Zaten Türkiye’de genellikle gösterilere şiddeti sokan hep polis oluyor.
Demokrasilerde, polisin müdahalesi şiddetin sonucu olması gerekirken bizde şiddetin nedeni polisin müdahalesi oluyor.
Demokratik devlet ile ceberut devletin farkı budur.
Aslında, insanların Taksim’de ve Gezi Parkı’nda demokratik gösteri haklarını kullanmalarını engellemeye kimsenin hakkı yok.
***
Eski İstanbul Barosu Başkanı Turgut Kazan dün İstanbul Valisi Hüseyin Avni Mutlu’dan randevu alarak anayasanın 34. maddesi gereğince “herkesin izin almadan, silahsız ve saldırısız toplantı ve gösteri yürüyüşü düzenleme hakkına sahip olduğunu”, ayrıca “şehir düzeninin bozulmasını önlemek amacıyla yetkili idari merci gösteri yürüyüşünün yapılacağı yer ve güzergâhı tespit edebilir” diyen 2. fıkrasının 03.10.2001 tarihinde tadil edildiğini anlatmış. Taksim’i ve Gezi’yi kapatma kararının Türkiye’nin de taraf olduğu Avrupa İnsan Hakları Sözleşmesi ile AİHM’nin içtihadına aykırı olduğunu, yani yasaklamanın kanuni dayanağının bulunmadığını belirtmiştir.

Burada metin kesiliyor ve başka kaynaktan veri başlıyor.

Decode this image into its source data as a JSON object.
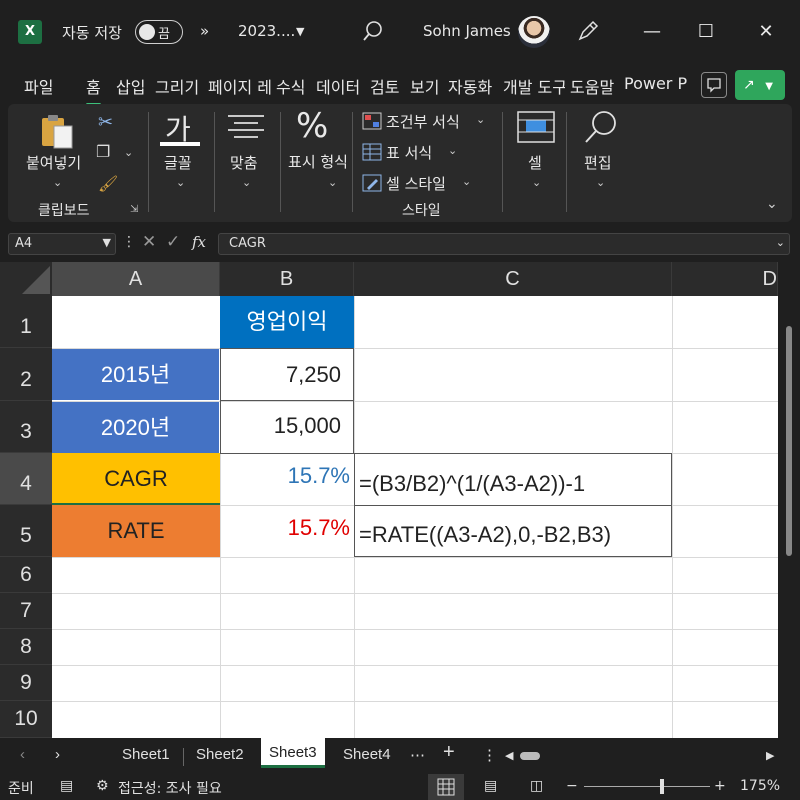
{
  "titlebar": {
    "app_icon": "X",
    "autosave_label": "자동 저장",
    "autosave_state": "끔",
    "more_label": "»",
    "file_name": "2023....",
    "user_name": "Sohn James",
    "minimize": "—",
    "maximize": "☐",
    "close": "✕"
  },
  "tabs": [
    "파일",
    "홈",
    "삽입",
    "그리기",
    "페이지 레",
    "수식",
    "데이터",
    "검토",
    "보기",
    "자동화",
    "개발 도구",
    "도움말",
    "Power P"
  ],
  "ribbon": {
    "paste_label": "붙여넣기",
    "clipboard_label": "클립보드",
    "font_label": "글꼴",
    "font_glyph": "가",
    "align_label": "맞춤",
    "number_label": "표시 형식",
    "number_glyph": "%",
    "cond_format": "조건부 서식",
    "table_format": "표 서식",
    "cell_style": "셀 스타일",
    "styles_label": "스타일",
    "cells_label": "셀",
    "editing_label": "편집"
  },
  "formula_bar": {
    "name_box": "A4",
    "formula": "CAGR",
    "fx_label": "fx"
  },
  "columns": [
    "A",
    "B",
    "C",
    "D"
  ],
  "rows": [
    "1",
    "2",
    "3",
    "4",
    "5",
    "6",
    "7",
    "8",
    "9",
    "10"
  ],
  "cells": {
    "B1": "영업이익",
    "A2": "2015년",
    "B2": "7,250",
    "A3": "2020년",
    "B3": "15,000",
    "A4": "CAGR",
    "B4": "15.7%",
    "C4": "=(B3/B2)^(1/(A3-A2))-1",
    "A5": "RATE",
    "B5": "15.7%",
    "C5": "=RATE((A3-A2),0,-B2,B3)"
  },
  "colors": {
    "header_blue": "#0070c0",
    "year_blue": "#4472c4",
    "cagr_yellow": "#ffc000",
    "rate_orange": "#ed7d31",
    "cagr_value": "#2e75b6",
    "rate_value": "#e00000"
  },
  "sheets": [
    "Sheet1",
    "Sheet2",
    "Sheet3",
    "Sheet4"
  ],
  "active_sheet": "Sheet3",
  "status": {
    "ready": "준비",
    "accessibility": "접근성: 조사 필요",
    "zoom": "175%"
  }
}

Ama Vali Hüseyin Avnu Mutlu ne yapsın ki?!
Tayyibizm ifade ve gösteri özgürlüklerini hiçbir kanuni dayanak olmadan yasaklamaktadır sürekli olarak.
Tayyibizm ceberuttur; Soma’da ceberuttur, İzmir’de ceberuttur, Eskişehir’de ceberuttur,Taksim’de ceberuttur.
Gerekçesi de cebir, şiddet ve terördür.
Demokratik hakların kullanılmasını, terör bahanesi ileri sürerek yasaklayan ceberut Tayyibizm, gerçek terör örgütü karşısında ise etkisizdir, bütün hışmından yoksundur, tek kelimeyle “cart curt”tur.
***
Evet Taksim’de demokratik haklarını kullananlara karşı olan Tayyibizm, Diyarbakır’da gerçek terör örgütü PKK karşısında cart curttur. Sözcü gazetesi geçen gün fotoğraflarını yayımladı. Bölgede bir yanda PKK yol kesip kimlik kontrolü yapıyor, Tayyibizmin pasifize ettiği TSK biraz ötede durmuş bakıyor.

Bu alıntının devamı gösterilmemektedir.